Молитва к Прозерпине - стр. 3
ABC о «Пандоре в Конго»
Под разными призмами структурной антропологии рассматривая всевозможные наши ожидания – расовые, культурные, литературные, – «Пандора в Конго» сплавляет воедино иронию «Темнейшей Англии» Кристофера Хоупа с многоликой витальностью «Книги рыб Гоулда» Ричарда Фланагана. Выходя за пределы реальной постколониальной политики (которая сковывала бы, скажем, британского писателя) в царство гиперболической фантазии, где давным-давно обосновался Умберто Эко, «Пандора в Конго» выводит Альберта Санчеса Пиньоля в ряды важнейших европейских писателей.
The Guardian о «Пандоре в Конго»
Динамичная приключенческая история в лучших традициях Генри Райдера Хаггарда, но также пародия на эти традиции и тонкое рассуждение о власти литературного воображения… Оригинальность Альберта Санчеса Пиньоля кроется в его тематике и великолепно структурированных сюжетах.

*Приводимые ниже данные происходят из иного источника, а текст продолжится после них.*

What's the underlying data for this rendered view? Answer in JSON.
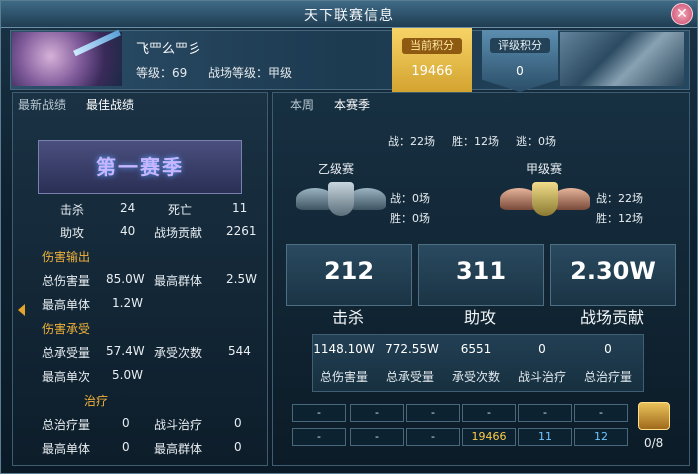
{
  "window": {
    "title": "天下联赛信息"
  },
  "player": {
    "name": "飞罒么罒彡",
    "level": "等级：69",
    "battle_level": "战场等级：甲级"
  },
  "scores": {
    "current_label": "当前积分",
    "current_value": "19466",
    "rating_label": "评级积分",
    "rating_value": "0"
  },
  "left_tabs": [
    "最新战绩",
    "最佳战绩"
  ],
  "right_tabs": [
    "本周",
    "本赛季"
  ],
  "season_banner": "第一赛季",
  "left_stats": {
    "kills_label": "击杀",
    "kills": "24",
    "deaths_label": "死亡",
    "deaths": "11",
    "assists_label": "助攻",
    "assists": "40",
    "contrib_label": "战场贡献",
    "contrib": "2261",
    "damage_section": "伤害输出",
    "total_damage_label": "总伤害量",
    "total_damage": "85.0W",
    "max_aoe_label": "最高群体",
    "max_aoe": "2.5W",
    "max_single_label": "最高单体",
    "max_single": "1.2W",
    "taken_section": "伤害承受",
    "total_taken_label": "总承受量",
    "total_taken": "57.4W",
    "taken_count_label": "承受次数",
    "taken_count": "544",
    "max_taken_label": "最高单次",
    "max_taken": "5.0W",
    "heal_section": "治疗",
    "total_heal_label": "总治疗量",
    "total_heal": "0",
    "battle_heal_label": "战斗治疗",
    "battle_heal": "0",
    "heal_single_label": "最高单体",
    "heal_single": "0",
    "heal_aoe_label": "最高群体",
    "heal_aoe": "0"
  },
  "summary": {
    "battles": "战：22场",
    "wins": "胜：12场",
    "escapes": "逃：0场"
  },
  "leagues": {
    "b": {
      "name": "乙级赛",
      "battles": "战：0场",
      "wins": "胜：0场"
    },
    "a": {
      "name": "甲级赛",
      "battles": "战：22场",
      "wins": "胜：12场"
    }
  },
  "big_stats": [
    {
      "value": "212",
      "label": "击杀"
    },
    {
      "value": "311",
      "label": "助攻"
    },
    {
      "value": "2.30W",
      "label": "战场贡献"
    }
  ],
  "detail_stats": [
    {
      "value": "1148.10W",
      "label": "总伤害量"
    },
    {
      "value": "772.55W",
      "label": "总承受量"
    },
    {
      "value": "6551",
      "label": "承受次数"
    },
    {
      "value": "0",
      "label": "战斗治疗"
    },
    {
      "value": "0",
      "label": "总治疗量"
    }
  ],
  "grid_row1": [
    "-",
    "-",
    "-",
    "-",
    "-",
    "-"
  ],
  "grid_row2": [
    "-",
    "-",
    "-",
    "19466",
    "11",
    "12"
  ],
  "chest": {
    "count": "0/8",
    "icon": "treasure-chest-icon"
  },
  "colors": {
    "gold": "#f7d467",
    "section": "#f0b23a",
    "accent_blue": "#6ec4ff"
  }
}
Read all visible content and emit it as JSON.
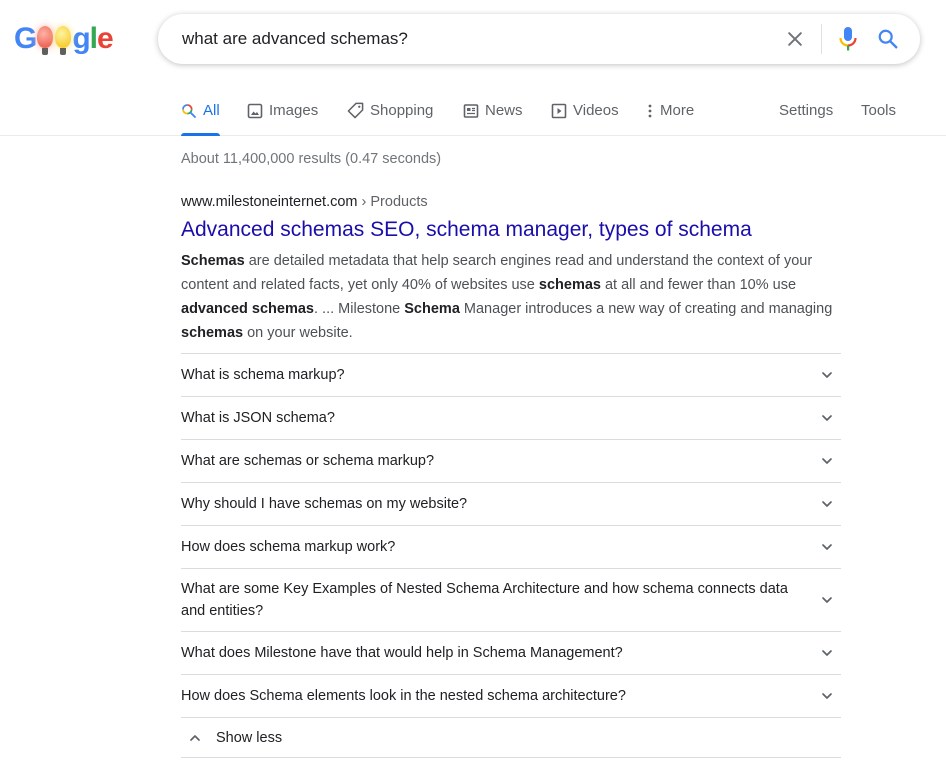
{
  "logo": {
    "text": "Google",
    "letters": [
      {
        "ch": "G",
        "color": "#4285f4"
      },
      {
        "ch": "bulb",
        "color": "#ef6a5a"
      },
      {
        "ch": "bulb",
        "color": "#f7cf3a"
      },
      {
        "ch": "g",
        "color": "#4285f4"
      },
      {
        "ch": "l",
        "color": "#34a853"
      },
      {
        "ch": "e",
        "color": "#ea4335"
      }
    ]
  },
  "search": {
    "query": "what are advanced schemas?",
    "clear_icon": "close-icon",
    "voice_icon": "microphone-icon",
    "search_icon": "search-icon"
  },
  "tabs": [
    {
      "label": "All",
      "icon": "search-icon",
      "active": true
    },
    {
      "label": "Images",
      "icon": "image-icon",
      "active": false
    },
    {
      "label": "Shopping",
      "icon": "tag-icon",
      "active": false
    },
    {
      "label": "News",
      "icon": "newspaper-icon",
      "active": false
    },
    {
      "label": "Videos",
      "icon": "play-icon",
      "active": false
    },
    {
      "label": "More",
      "icon": "more-vert-icon",
      "active": false
    }
  ],
  "tools": {
    "settings": "Settings",
    "tools": "Tools"
  },
  "stats": "About 11,400,000 results (0.47 seconds)",
  "result": {
    "domain": "www.milestoneinternet.com",
    "breadcrumb": " › Products",
    "title": "Advanced schemas SEO, schema manager, types of schema",
    "snippet": [
      {
        "t": "Schemas",
        "b": true
      },
      {
        "t": " are detailed metadata that help search engines read and understand the context of your content and related facts, yet only 40% of websites use ",
        "b": false
      },
      {
        "t": "schemas",
        "b": true
      },
      {
        "t": " at all and fewer than 10% use ",
        "b": false
      },
      {
        "t": "advanced schemas",
        "b": true
      },
      {
        "t": ". ... Milestone ",
        "b": false
      },
      {
        "t": "Schema",
        "b": true
      },
      {
        "t": " Manager introduces a new way of creating and managing ",
        "b": false
      },
      {
        "t": "schemas",
        "b": true
      },
      {
        "t": " on your website.",
        "b": false
      }
    ]
  },
  "faq": [
    "What is schema markup?",
    "What is JSON schema?",
    "What are schemas or schema markup?",
    "Why should I have schemas on my website?",
    "How does schema markup work?",
    "What are some Key Examples of Nested Schema Architecture and how schema connects data and entities?",
    "What does Milestone have that would help in Schema Management?",
    "How does Schema elements look in the nested schema architecture?"
  ],
  "show_less": "Show less"
}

Это потрясающий и совершенно уникальный роман.
The Independent о «Пандоре в Конго»
Рассуждение о власти, зле и тирании, с блестяще закрученной напряженной интригой.
El País о «Чудовище Святой Елены»
Не отпустит читателя до последней страницы.
Público о «Чудовище Святой Елены»
Этот роман доходит до самого края света, проверяя на прочность любовь и идеалы, преображая историческое в фантастическое.
The New Barcelona Post о «Чудовище Святой Елены»
Часть первая
1
Я, Марк Туллий Цицерон, сын Марка Туллия Цицерона[1], переживший гибель Рима и конец человеческой цивилизации. Я, человек, который, странствуя в недрах земли, уподобился Одиссею, могу утверждать, дражайшая Прозерпина, что причина и корень всех зол заключены в том, что род людской готов скорее изменить мир, чем исполнить свой долг, гораздо более скромный, но не менее насущный, – измениться самому.
Однако это лишь напыщенная фраза. Как и когда начался Конец Света? Я думаю, Прозерпина, что все началось с поражения Катилины в сражении при Пистое[2].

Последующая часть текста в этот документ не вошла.